Operative Space for the 'Orientals'
-
In the early 20th century, there was a discussion of the “Hindu question”, especially on the West coast as the fiercest opposition to the Asian migration was manifested in that part of the country. I find this question particularly interesting because the majority of these people weren’t even technically ‘Hindus’. The equating of turbans with Hinduism (or whatever form of a mystical Eastern religion was conceived at that time) is not only an example of idle ignorance but also a phenomenon of creation of racial space. When that space is created, an operative boundary is also accorded to that particular race or people.
Although Bald is not trying to make a particularly pointed argument about ‘Orientalism’ like Said, he does convey that different people of colour used different tactics to make their place in the segregated society. In this case, Orientalism could be used to the Orientals' advantage. As opposed to African-Americans, South-Asians could bank on the particularities of their ethnicity even though they were stereotypic. However, since they arose from a slave tradition, any particularities that the African-Americans had to offer were ipso facto perceived as inferior. So instead of making it a battle of civilizations, South-Asians were able to use the stereotypes to their advantage and navigated through the Jim Crow spaces with more ease.
If they were to be lumped together as Hindoos, they were better off not to make a big deal of it. The categorization of the South-Asian peddlers as ‘Hindoos’ not only accorded a limited operative space but also took away the nuance required to understand a region with a multitude of different cultures, languages and people. Although the exoticization may have afforded them somewhat better mobility than African-Americans and a reputation for innocuousness, teleologically speaking, it was not all for the good. Being reduced to a caricature may have been good for business, but even today Indian character play stock characters in American media (think of the turban-wearing IT guy mistaken to be an Islamic terrorist in The Office or selectively mute geek Raj Koothrapali in the Big Bang theory).

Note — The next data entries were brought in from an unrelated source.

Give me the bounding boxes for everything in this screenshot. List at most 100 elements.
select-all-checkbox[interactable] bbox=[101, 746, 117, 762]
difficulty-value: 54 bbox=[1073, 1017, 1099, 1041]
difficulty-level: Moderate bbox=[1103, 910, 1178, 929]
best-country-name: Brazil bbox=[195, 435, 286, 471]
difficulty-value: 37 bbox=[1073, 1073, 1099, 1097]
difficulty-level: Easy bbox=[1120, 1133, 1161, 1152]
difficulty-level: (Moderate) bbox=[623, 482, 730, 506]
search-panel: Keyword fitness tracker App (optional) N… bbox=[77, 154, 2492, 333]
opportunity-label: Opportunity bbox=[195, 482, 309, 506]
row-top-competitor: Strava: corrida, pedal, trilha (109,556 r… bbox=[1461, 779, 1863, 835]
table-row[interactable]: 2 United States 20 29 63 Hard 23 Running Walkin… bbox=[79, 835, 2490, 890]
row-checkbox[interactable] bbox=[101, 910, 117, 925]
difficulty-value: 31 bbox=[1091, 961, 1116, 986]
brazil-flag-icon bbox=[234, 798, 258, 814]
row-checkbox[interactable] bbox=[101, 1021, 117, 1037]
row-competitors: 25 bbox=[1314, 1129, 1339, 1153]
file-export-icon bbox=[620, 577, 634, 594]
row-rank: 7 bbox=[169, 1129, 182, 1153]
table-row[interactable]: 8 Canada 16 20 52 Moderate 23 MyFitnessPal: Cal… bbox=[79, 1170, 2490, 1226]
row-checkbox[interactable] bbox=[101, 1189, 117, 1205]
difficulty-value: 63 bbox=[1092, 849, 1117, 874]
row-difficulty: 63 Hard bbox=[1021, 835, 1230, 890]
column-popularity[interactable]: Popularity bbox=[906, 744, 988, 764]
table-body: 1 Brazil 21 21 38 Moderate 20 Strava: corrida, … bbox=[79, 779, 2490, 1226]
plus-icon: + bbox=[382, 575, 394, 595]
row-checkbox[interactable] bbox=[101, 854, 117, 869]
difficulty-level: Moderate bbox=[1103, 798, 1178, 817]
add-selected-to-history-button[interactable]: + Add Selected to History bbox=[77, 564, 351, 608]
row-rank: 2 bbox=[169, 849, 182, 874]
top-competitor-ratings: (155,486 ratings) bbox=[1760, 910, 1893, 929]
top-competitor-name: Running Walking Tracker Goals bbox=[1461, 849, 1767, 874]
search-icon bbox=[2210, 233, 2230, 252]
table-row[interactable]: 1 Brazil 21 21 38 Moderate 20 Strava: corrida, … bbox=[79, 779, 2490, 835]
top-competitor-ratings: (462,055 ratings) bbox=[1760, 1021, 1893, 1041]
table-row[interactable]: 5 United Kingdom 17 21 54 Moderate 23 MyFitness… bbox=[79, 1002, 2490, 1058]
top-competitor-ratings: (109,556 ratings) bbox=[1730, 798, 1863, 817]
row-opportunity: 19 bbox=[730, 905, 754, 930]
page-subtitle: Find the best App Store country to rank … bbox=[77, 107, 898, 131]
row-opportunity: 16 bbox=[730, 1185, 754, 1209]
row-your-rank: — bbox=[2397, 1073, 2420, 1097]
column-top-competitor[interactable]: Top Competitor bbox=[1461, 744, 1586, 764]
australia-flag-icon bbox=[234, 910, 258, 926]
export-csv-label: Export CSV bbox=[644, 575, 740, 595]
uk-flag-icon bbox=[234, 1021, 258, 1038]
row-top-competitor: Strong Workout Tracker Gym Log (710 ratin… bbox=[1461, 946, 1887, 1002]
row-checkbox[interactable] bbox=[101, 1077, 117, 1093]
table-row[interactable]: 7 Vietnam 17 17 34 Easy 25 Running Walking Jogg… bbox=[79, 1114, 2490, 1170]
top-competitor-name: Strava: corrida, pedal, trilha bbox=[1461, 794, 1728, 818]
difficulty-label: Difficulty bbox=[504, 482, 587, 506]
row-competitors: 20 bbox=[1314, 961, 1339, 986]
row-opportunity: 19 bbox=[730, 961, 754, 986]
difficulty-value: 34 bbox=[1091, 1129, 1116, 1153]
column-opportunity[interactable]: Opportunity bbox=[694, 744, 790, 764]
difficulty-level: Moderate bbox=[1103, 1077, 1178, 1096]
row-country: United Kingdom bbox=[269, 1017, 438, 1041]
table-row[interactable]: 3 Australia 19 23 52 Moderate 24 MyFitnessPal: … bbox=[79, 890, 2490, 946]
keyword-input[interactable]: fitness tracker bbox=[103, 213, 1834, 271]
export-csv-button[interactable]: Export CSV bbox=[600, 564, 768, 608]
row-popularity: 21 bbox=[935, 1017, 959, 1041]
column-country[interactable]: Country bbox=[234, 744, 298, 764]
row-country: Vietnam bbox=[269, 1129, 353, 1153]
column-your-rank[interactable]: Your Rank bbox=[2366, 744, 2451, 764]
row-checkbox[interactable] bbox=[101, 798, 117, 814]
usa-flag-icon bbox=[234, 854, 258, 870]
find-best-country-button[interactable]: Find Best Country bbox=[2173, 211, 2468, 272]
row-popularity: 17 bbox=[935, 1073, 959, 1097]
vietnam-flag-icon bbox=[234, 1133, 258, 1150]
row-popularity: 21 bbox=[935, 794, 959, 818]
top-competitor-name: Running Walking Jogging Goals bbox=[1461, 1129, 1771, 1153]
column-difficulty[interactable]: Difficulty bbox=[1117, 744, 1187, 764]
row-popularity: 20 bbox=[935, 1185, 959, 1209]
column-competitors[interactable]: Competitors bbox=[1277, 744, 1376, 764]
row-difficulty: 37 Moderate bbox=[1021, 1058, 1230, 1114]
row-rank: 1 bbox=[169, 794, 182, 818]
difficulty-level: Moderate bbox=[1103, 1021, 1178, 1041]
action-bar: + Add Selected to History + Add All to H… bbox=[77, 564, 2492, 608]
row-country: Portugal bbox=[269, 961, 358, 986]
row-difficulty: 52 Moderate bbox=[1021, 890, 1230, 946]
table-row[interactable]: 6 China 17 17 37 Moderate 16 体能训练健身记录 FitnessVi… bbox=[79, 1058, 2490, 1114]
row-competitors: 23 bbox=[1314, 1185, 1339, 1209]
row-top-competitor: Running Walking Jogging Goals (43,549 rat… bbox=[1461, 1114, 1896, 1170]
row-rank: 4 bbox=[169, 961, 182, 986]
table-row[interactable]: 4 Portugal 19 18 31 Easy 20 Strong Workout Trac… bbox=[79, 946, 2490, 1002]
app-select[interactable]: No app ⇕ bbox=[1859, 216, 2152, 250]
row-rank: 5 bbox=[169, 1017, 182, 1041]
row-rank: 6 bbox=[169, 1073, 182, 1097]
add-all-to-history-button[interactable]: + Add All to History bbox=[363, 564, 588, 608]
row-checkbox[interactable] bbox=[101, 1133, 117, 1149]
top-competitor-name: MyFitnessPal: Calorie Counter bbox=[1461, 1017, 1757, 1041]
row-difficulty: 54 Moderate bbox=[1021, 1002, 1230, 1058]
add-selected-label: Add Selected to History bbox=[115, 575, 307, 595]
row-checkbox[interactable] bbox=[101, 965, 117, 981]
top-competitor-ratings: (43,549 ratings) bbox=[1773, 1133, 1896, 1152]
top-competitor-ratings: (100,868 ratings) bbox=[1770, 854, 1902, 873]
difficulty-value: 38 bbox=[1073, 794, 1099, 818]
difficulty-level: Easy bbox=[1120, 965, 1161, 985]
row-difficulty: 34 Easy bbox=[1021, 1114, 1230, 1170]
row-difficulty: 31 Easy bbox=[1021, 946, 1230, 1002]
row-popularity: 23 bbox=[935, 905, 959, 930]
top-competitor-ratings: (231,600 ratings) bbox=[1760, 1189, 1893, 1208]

Overall, I don’t think that importing corrections would have been helpful for the Asian cause at that time when their status was most precarious. The reputation as a ‘problematic’ ethnicity would probably have barred them from whatever spaces that had been allowed to them because doing so would have violated the operative space allowed to them. Notice the passive voice used in this paragraph. It is a purposeful indication of the fact that power was largely concentrated in White hands. Despite our retrospective volition to assign some agency to these actors, we have to accept the fact that even though the South-Asians had some agency and choice in adorning the ‘exotic” role, it had still to ‘be allowed’ by the people who held the social power to define the operative space in which that rolw could be played.
Unassigned Sources: Amor de Cosmos, “The British Colonist”, University of Victoria Library Collection: British Colonist 1858-1980, April 4th, 1911, 10,
-
You’re giving away my whole Islamophobia lecture! Well done.